Announcement

Creating a new variable based on the value of other variables

27 Feb 2020, 06:47

I have created a categorical variable (values 1 through 5) in excel based on certain characteristics of US states in a 20 year time period.

I have a large data set with over 2 million rows and I am trying to assign the value of the categorical variable to each row in my data set based on the state and the year.

What I have tried so far is:

gen state_year = 1
replace state_year = 5 if (year==1962 & state==1)


However, since there are a 1000 combinations of states and years (50*20), this is going to take a very long time to code in a do-file.

Is there a way to import my excel file so that it creates a variable and assigns the value of that variable depending on what is in the excel?
I have attached a screenshot of the first few rows of my excel document.

Any help would be much appreciated. Thanks in advance!

Tags: None Stephen Jenkins 27 Feb 2020, 07:03

It's not clear to me what the 'rule' is according to which you create the categorical variable "state-year". E.g. does "year" refer to a specific calendar year? What is the range of 'year' in your data set and does it differ across states? And we can't even read the full name of the column heading in your spreadsheet snapshot. (Remember that screenshots are deprecated here.)

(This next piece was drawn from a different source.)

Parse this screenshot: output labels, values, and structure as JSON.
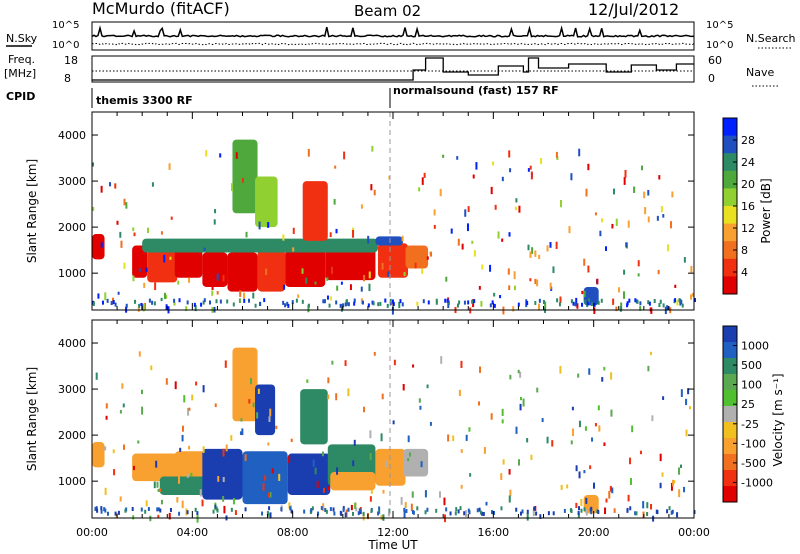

I would recommend first that you back up a bit and think about what those 'rules' are; hence how one would code the creation of the variable you require. Second, I suggest that you get your spreadsheet data into Stata 'as is': see help import excel, for instance. And then do the variable creation from there.

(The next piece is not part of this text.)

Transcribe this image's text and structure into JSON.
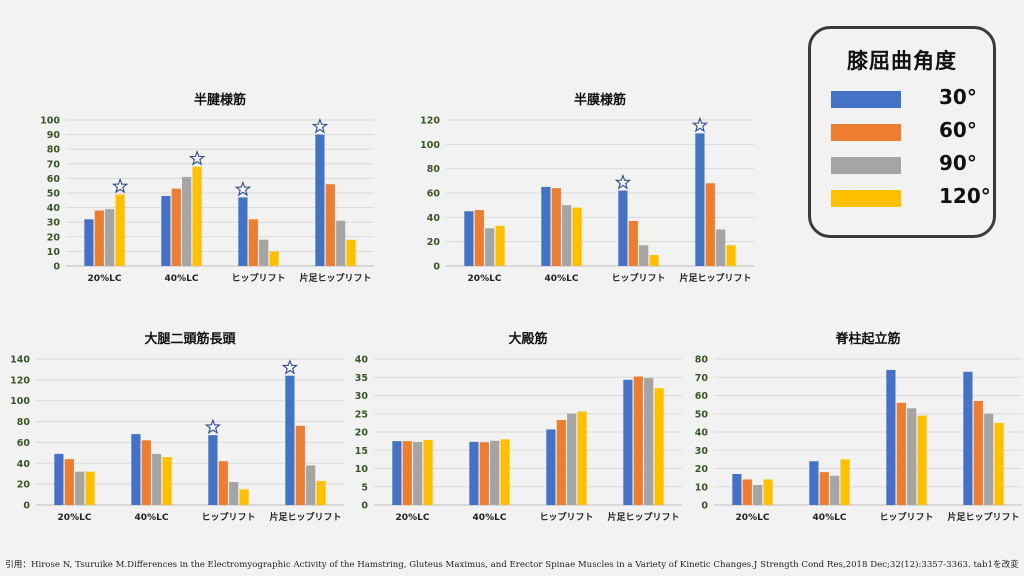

Welcome to Statalist. Please take a few minutes to read the Forum FAQ (hit the black line at top of page), especially the sections about how to post effectively (including the sections about dataex).

Comment

Post Cancel Igor Paploski 27 Feb 2020, 07:26
egen category = group(State-se Year)
To understand what it does, type help egen and look for entry for group.

Comment

Post Cancel Harry Day 27 Feb 2020, 08:47 Originally posted by Stephen Jenkins View Post

It's not clear to me what the 'rule' is according to which you create the categorical variable "state-year". E.g. does "year" refer to a specific calendar year? What is the range of 'year' in your data set and does it differ across states? And we can't even read the full name of the column heading in your spreadsheet snapshot. (Remember that screenshots are deprecated here.)

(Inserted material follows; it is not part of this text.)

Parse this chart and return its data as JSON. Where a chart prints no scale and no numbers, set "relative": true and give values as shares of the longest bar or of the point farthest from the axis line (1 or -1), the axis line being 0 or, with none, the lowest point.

I would recommend first that you back up a bit and think about what those 'rules' are; hence how one would code the creation of the variable you require. Second, I suggest that you get your spreadsheet data into Stata 'as is': see help import excel, for instance. And then do the variable creation from there.

Welcome to Statalist. Please take a few minutes to read the Forum FAQ (hit the black line at top of page), especially the sections about how to post effectively (including the sections about dataex).

The rule for the categorical variable is the measurement of the restrictiveness of abortion in each of the 50 US states (in the period 1962-1982). It's name should probably not be state_year as this is misleading, apologies for the confusion here. I wall call it abor_rest instead.

In my Stata data set, I have micro-data on 2 million subjects, from all 50 states across the period 1962-1982. The variable names include state (which is a number from 1 to 50) and year (which is the year), along with many other variables which are not relevant to my query.

Separate to this, I have constructed a categorical variable (abor_rest) in excel, with values 1 through 5, which varies depending on the state and the year in question. This variable has values for all 50 states for the aforementioned period. Below I have renamed the column so it is clearer as to what I am trying to do.

The column heading is state_serial, this just assigns a value between 1 and 50 to each state.

In my Stata data set, what I want to do is create a new variable (abor_rest), and assign the value of abor_rest from my excel file to my Stata data. For example, any row which has year of 1962 and state as 1 (Alabama) will be designated as 5 for my new variable.


This means that rows 741-746 would populate as 5 under the abor_rest column.

I know how to do this individually:

gen abor_rest = .
replace abor_rest = 5 if (year==1962 & state==1)

but do not know how to do this on an aggregated level. for 50 states over 20 years.

I hope what I am asking is clearer.